1) A licit antiquity cannot have come onto the market by theft (an object taken from a museum, public collection or private owner) or dug up in a place where the digger had no permission to dig and take.

2) It cannot have come onto the market through the finder/excavator/artefact procurer failing to report an item which by law should have been reported (the criteria become complicated in UK law where it depends on the material and object type concerned, how many were found together and other factors)

3) It cannot have come onto the market if, after the commencement of certain relevant legislation, it is removed from a site or monument and the removal or excavation constitutes an offence (which is how the UK's Dealing in Cultural Objects (Offences) Act 2003, puts it).

4) A licit antiquity cannot have come onto the market by leaving the source region or country after a certain date without following the relevant export procedure. That date would correspond to that of the establishment of an export licensing requirement for that class of object in the source country (or import requirements in the destination /transit country).

It might be thought that there was a decent definition of licit/illicit artefacts in the 1970 UNESCO 'Convention on the Means of Prohibiting and Preventing the Illicit Import, Export and Transfer of Ownership of Cultural Property'. Sadly that document is deficient in a number of respects (and needs rewriting) and this is one of them. While in the preamble it is stated that cultural property existing within a state's territory is threatened with "theft, clandestine excavation, and illicit export", the Convention itself does not address looting (clandestine excavation) and it is not clear whether the latter is covered by Art 3 ("The import, export or transfer of ownership of cultural property effected contrary to the provisions adopted under this Convention by the States Parties thereto, shall be illicit"). It seems that criteria 2 and 3 above are not really catered for in the document. Yet that does not mean that a piece of Anglo-Saxon gold metal detected in England and not reported within 14 days is NOT an illicit artefact when sold by a New York based dealer. Quite obviously, it is. Likewise an item removed at night from a scheduled archaeological monument in Kent is not a licit artefact when it comes on eBay.
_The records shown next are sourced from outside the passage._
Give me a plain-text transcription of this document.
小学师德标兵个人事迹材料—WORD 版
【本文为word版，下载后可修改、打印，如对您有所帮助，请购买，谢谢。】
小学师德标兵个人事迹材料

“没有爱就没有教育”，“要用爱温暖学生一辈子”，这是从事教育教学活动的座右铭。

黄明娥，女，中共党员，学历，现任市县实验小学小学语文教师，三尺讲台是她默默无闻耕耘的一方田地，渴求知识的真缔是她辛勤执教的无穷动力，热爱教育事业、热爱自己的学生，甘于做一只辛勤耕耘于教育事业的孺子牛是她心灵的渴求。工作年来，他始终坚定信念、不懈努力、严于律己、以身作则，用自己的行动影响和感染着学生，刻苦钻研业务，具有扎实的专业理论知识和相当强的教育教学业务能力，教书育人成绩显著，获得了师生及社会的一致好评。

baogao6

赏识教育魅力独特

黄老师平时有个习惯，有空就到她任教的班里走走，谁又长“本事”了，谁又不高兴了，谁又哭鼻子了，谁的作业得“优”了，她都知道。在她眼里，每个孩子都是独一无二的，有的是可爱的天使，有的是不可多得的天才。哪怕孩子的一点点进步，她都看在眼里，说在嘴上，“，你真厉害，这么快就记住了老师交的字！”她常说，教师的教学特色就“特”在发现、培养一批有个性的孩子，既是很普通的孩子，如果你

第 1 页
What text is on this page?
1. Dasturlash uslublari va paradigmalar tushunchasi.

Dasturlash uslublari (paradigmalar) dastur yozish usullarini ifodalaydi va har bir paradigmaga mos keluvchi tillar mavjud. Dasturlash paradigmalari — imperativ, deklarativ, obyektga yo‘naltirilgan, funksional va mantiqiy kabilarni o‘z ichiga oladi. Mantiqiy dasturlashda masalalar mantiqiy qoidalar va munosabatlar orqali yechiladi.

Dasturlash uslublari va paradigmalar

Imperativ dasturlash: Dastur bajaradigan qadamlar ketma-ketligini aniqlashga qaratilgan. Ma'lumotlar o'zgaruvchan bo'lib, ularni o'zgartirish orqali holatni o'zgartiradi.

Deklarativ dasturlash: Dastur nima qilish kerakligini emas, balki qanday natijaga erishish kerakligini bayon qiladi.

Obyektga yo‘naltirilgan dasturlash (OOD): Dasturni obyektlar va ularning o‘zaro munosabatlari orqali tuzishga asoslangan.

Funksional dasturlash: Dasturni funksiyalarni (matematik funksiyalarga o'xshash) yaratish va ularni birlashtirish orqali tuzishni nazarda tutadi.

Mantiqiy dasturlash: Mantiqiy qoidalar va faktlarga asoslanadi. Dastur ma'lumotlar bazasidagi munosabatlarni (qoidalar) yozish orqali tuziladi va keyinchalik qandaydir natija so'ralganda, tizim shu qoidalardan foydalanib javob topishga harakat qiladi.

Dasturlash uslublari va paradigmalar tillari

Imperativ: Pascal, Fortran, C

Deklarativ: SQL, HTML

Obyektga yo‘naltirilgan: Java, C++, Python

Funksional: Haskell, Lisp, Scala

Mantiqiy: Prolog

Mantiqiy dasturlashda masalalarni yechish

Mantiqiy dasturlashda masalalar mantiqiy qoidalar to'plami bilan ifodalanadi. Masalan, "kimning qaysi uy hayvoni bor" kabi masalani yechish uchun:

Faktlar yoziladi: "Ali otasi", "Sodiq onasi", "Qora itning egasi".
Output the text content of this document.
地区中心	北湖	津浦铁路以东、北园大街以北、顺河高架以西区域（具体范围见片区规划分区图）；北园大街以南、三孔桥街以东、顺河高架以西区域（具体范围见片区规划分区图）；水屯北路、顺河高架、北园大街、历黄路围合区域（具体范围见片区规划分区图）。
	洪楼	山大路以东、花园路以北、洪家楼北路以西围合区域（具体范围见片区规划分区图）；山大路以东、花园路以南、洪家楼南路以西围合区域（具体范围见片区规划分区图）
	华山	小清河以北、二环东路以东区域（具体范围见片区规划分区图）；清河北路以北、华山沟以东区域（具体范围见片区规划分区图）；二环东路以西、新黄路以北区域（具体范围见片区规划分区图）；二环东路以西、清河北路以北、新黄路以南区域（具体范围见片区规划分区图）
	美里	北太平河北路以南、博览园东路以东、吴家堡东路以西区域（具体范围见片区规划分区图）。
The problem is any Tom, Dick or Hamid can (and do) say "a British find, this artefact is legal and 100% authentic", or "an old collection forgotten by time, the packing material crumbling at a touch". The buyer it appears never asks for any other 'corroborative detail, intended to give artistic verisimilitude to an otherwise bald and unconvincing narrative', so dealers rarely supply them, even if they have them

So, taking the example of a ripped off mummy mask from Egypt, what would make it a licit antiquity is not "old New York collection [sometime, don't bother asking, I lost the papers]", but that it had been acquired and taken out of the extent of Egyptian antiquities legislation before it made such private possession and export illegal. The situation in Egypt is a bit complicated, but it is "generally accepted" that the cut off date is 1983 with some new antiquities laws. If we resist the temptation to be purists and accept this, then obviously any seller who claims to have a legal, licit artefact from Egypt to sell, must be sure that it WAS exported before 1983. He has to be sure, otherwise the claim that it is "licit" is guesswork (and wishful thinking guesswork at that), invention and (if he claims he is sure but is not) deceit. That may be self-deceit if - on the principle ask no questions; get told no lies - he was careful not to enquire the details too carefully of his supplier. It is therefore logical that in order to be able to affirm honestly that a given artefact is licit, the seller has to have the information when and how it came out of Egypt. 

So how come we find German antiquities dealers stating openly that it is "impossible" to ascertain this information in the case of the items they sell? That they cannot trace the collecting histories back even 20 years. If they cannot trace it back to 1995 even, how can they state that they know where it was in 1983? 


Are there any German dealers who can read English who can answer that? Where are you guys? Why hide behind "collectors" like the other lot?